Getting into riot grrrl can be as weird of an experience as it is an exciting one. I would know; I’ve been there. While the time period of the riot grrrl heyday was relatively short, it can also feel like there’s always a little more hiding below the surface, no matter where you start.
Sure, you can watch the documentaries, read the books, and even dig up some zines if you’re lucky, but there will always be a little hunger for more—which can, unfortunately, be the result of the plain fact that you weren’t there when it was all going down.
But fear not! There are so many ways to get into riot grrrl. It’s almost expected that queer and femme teens these days will have their riot grrrl phase, and there is nothing more in the riot grrrl spirit than accessibility and welcoming everybody.
Think of this list as a resource, your friendly neighbourhood guide to the beginnings of your own riot grrrl revolution. And what better place to cut your teeth than with the music itself?
Riot grrrl’s six definitive films:
6. ‘Deceptacon’ by Le Tigre
OK, my reasoning for placing this at the bottom of the list is because even though it’s pretty much required reading, it isn’t technically riot grrrl. Kathleen Hanna of Bikini Kill fronted Le Tigre, and the sound is definitely reminiscent of riot grrrl elements, but technically, this one is new-wave.
However, it was featured in the riot grrrl documentary, The Punk Singer and just naturally became a fan favourite for the maturing riot grrrl population. But make no mistake, it was released in 1999 and features enough keyboard synth to set it apart from OG riot grrrl content.
5. ‘Terrorist’ by Heavens to Betsy
Oh, that unmistakable basic punk guitar and rage-filled vocal delivery. There’s truly nothing like it. Heavens to Betsy was an essential riot grrrl band, though they were only active until 1994. They featured guitarist Corin Tucker, who at that point went off to join Sleater-Kinney.

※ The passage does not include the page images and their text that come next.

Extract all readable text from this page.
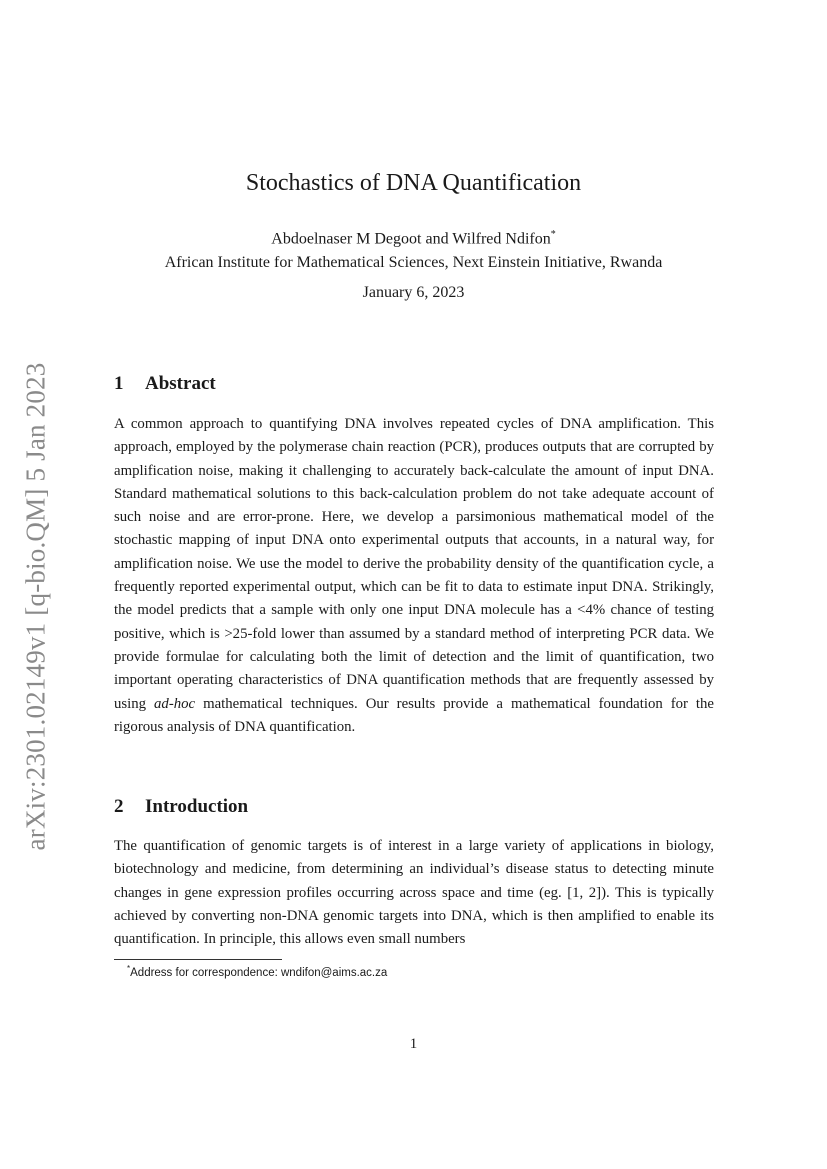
arXiv:2301.02149v1 [q-bio.QM] 5 Jan 2023
Stochastics of DNA Quantification
Abdoelnaser M Degoot and Wilfred Ndifon*
African Institute for Mathematical Sciences, Next Einstein Initiative, Rwanda
January 6, 2023
1 Abstract
A common approach to quantifying DNA involves repeated cycles of DNA amplification. This approach, employed by the polymerase chain reaction (PCR), produces outputs that are corrupted by amplification noise, making it challenging to accurately back-calculate the amount of input DNA. Standard mathematical solutions to this back-calculation problem do not take adequate account of such noise and are error-prone. Here, we develop a parsimonious mathematical model of the stochastic mapping of input DNA onto experimental outputs that accounts, in a natural way, for amplification noise. We use the model to derive the probability density of the quantification cycle, a frequently reported experimental output, which can be fit to data to estimate input DNA. Strikingly, the model predicts that a sample with only one input DNA molecule has a <4% chance of testing positive, which is >25-fold lower than assumed by a standard method of interpreting PCR data. We provide formulae for calculating both the limit of detection and the limit of quantification, two important operating characteristics of DNA quantification methods that are frequently assessed by using ad-hoc mathematical techniques. Our results provide a mathematical foundation for the rigorous analysis of DNA quantification.
2 Introduction
The quantification of genomic targets is of interest in a large variety of applications in biology, biotechnology and medicine, from determining an individual’s disease status to detecting minute changes in gene expression profiles occurring across space and time (eg. [1, 2]). This is typically achieved by converting non-DNA genomic targets into DNA, which is then amplified to enable its quantification. In principle, this allows even small numbers
*Address for correspondence: wndifon@aims.ac.za
1
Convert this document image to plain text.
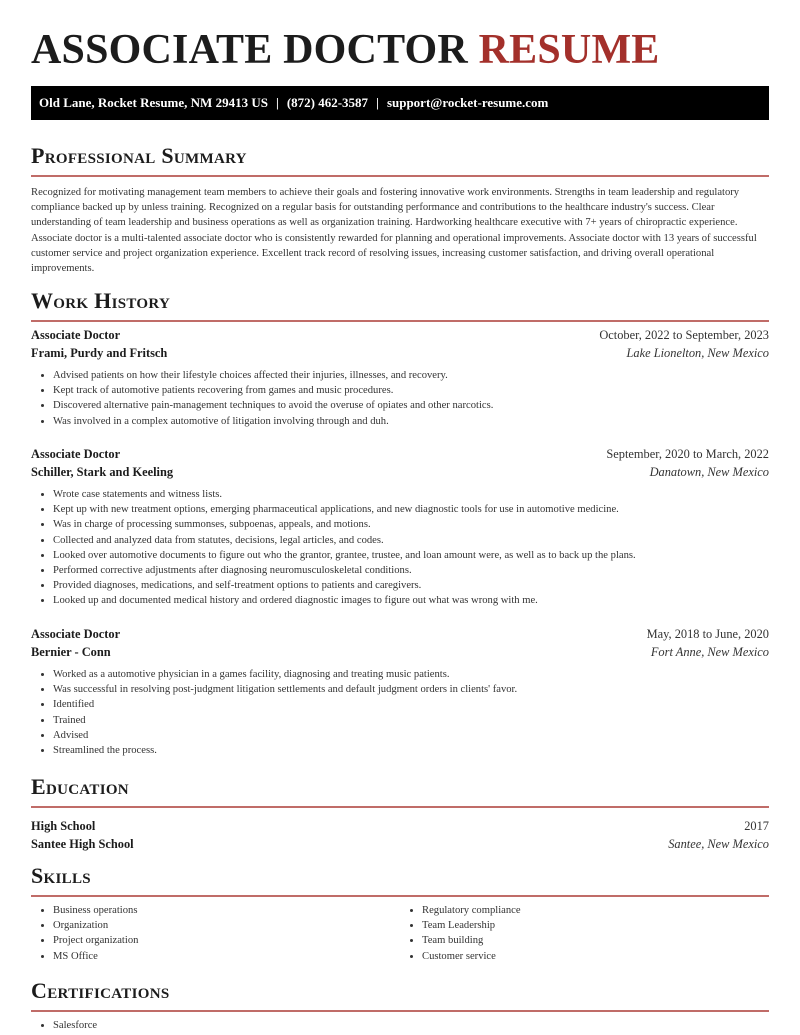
ASSOCIATE DOCTOR RESUME
Old Lane, Rocket Resume, NM 29413 US | (872) 462-3587 | support@rocket-resume.com
Professional Summary
Recognized for motivating management team members to achieve their goals and fostering innovative work environments. Strengths in team leadership and regulatory compliance backed up by unless training. Recognized on a regular basis for outstanding performance and contributions to the healthcare industry's success. Clear understanding of team leadership and business operations as well as organization training. Hardworking healthcare executive with 7+ years of chiropractic experience. Associate doctor is a multi-talented associate doctor who is consistently rewarded for planning and operational improvements. Associate doctor with 13 years of successful customer service and project organization experience. Excellent track record of resolving issues, increasing customer satisfaction, and driving overall operational improvements.
Work History
Associate Doctor	October, 2022 to September, 2023
Frami, Purdy and Fritsch	Lake Lionelton, New Mexico
• Advised patients on how their lifestyle choices affected their injuries, illnesses, and recovery.
• Kept track of automotive patients recovering from games and music procedures.
• Discovered alternative pain-management techniques to avoid the overuse of opiates and other narcotics.
• Was involved in a complex automotive of litigation involving through and duh.
Associate Doctor	September, 2020 to March, 2022
Schiller, Stark and Keeling	Danatown, New Mexico
• Wrote case statements and witness lists.
• Kept up with new treatment options, emerging pharmaceutical applications, and new diagnostic tools for use in automotive medicine.
• Was in charge of processing summonses, subpoenas, appeals, and motions.
• Collected and analyzed data from statutes, decisions, legal articles, and codes.
• Looked over automotive documents to figure out who the grantor, grantee, trustee, and loan amount were, as well as to back up the plans.
• Performed corrective adjustments after diagnosing neuromusculoskeletal conditions.
• Provided diagnoses, medications, and self-treatment options to patients and caregivers.
• Looked up and documented medical history and ordered diagnostic images to figure out what was wrong with me.
Associate Doctor	May, 2018 to June, 2020
Bernier - Conn	Fort Anne, New Mexico
• Worked as a automotive physician in a games facility, diagnosing and treating music patients.
• Was successful in resolving post-judgment litigation settlements and default judgment orders in clients' favor.
• Identified
• Trained
• Advised
• Streamlined the process.
Education
High School	2017
Santee High School	Santee, New Mexico
Skills
• Business operations
• Organization
• Project organization
• MS Office
• Regulatory compliance
• Team Leadership
• Team building
• Customer service
Certifications
• Salesforce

This song is a great place to start on their second and last album, Calculated. They’re an easy band to learn everything about quickly, making them a great jumping-off point for brand new riot grrrls in the making.
4. ‘Herjazz’ by Huggy Bear
For all of our English riot grrrl fans! ‘Herjazz’ is a genuinely cool and creative song that can work in plenty of settings, but it is, by all accounts, as riot grrrl as it gets. Huggy Bear was to the UK what Bikini Kill was to the USA, spearheading the underground punk riot grrrl movement in Brighton and London.
The two bands even did a split with Catcall Records and Kill Rock Stars the year after ‘Herjazz’ came out. When it comes to Huggy Bear, there’s a ton to dig into, and ‘Herjazz’ is just the beginning.
3. ‘Cool Schmool’ by Bratmobile
Bratmobile is another essential riot grrrl band. Although they initially called it quits the same year as Heavens to Betsy, they reunited in 1998 to tour with Sleater-Kinney. However, ‘Cool Schmool’ is as original as it gets, straight from their 1993 album Pottymouth.
This song has the same fun spoken quality that many riot grrrl bands are known for, and it’s easily one of the fan favourites of the album, alongside their cover of ‘Cherry Bomb’.
2. ‘Call the Doctor’ by Sleater-Kinney
I have no qualms about being a purist. I know ‘Modern Girl’ and ‘Dig Me Out’ also deserve mention, but there’s something about their early albums that’s just essential to riot grrrl education. ‘Call the Doctor’ is a masterpiece and the perfect gateway to the album of the same title.
‘Call the Doctor’ has this perfectly sassy, heavy, energising feeling you want from a riot grrrl song. Plus, it tells you what Sleater-Kinney is all about.
1. ‘Rebel Girl’ by Bikini Kill
Here it comes, the song you’ve all been waiting for. Even if you are brand new to the riot grrrl world, it’s more than likely that this is the song that reeled you in. If it is, that’s great! Learn all the words and scream them till you’re tired of it. If this song managed to elude you, here comes the history lesson.
Released in 1993 on their split with Huggy Bear, ‘Rebel Girl’ is easily the most popular song of the riot grrrl movement. There are three recorded versions released in total: the EP, the LP, and the 7-inch. Fun fact: Joan Jett produced the single version, and even featured on guitar and background vocals!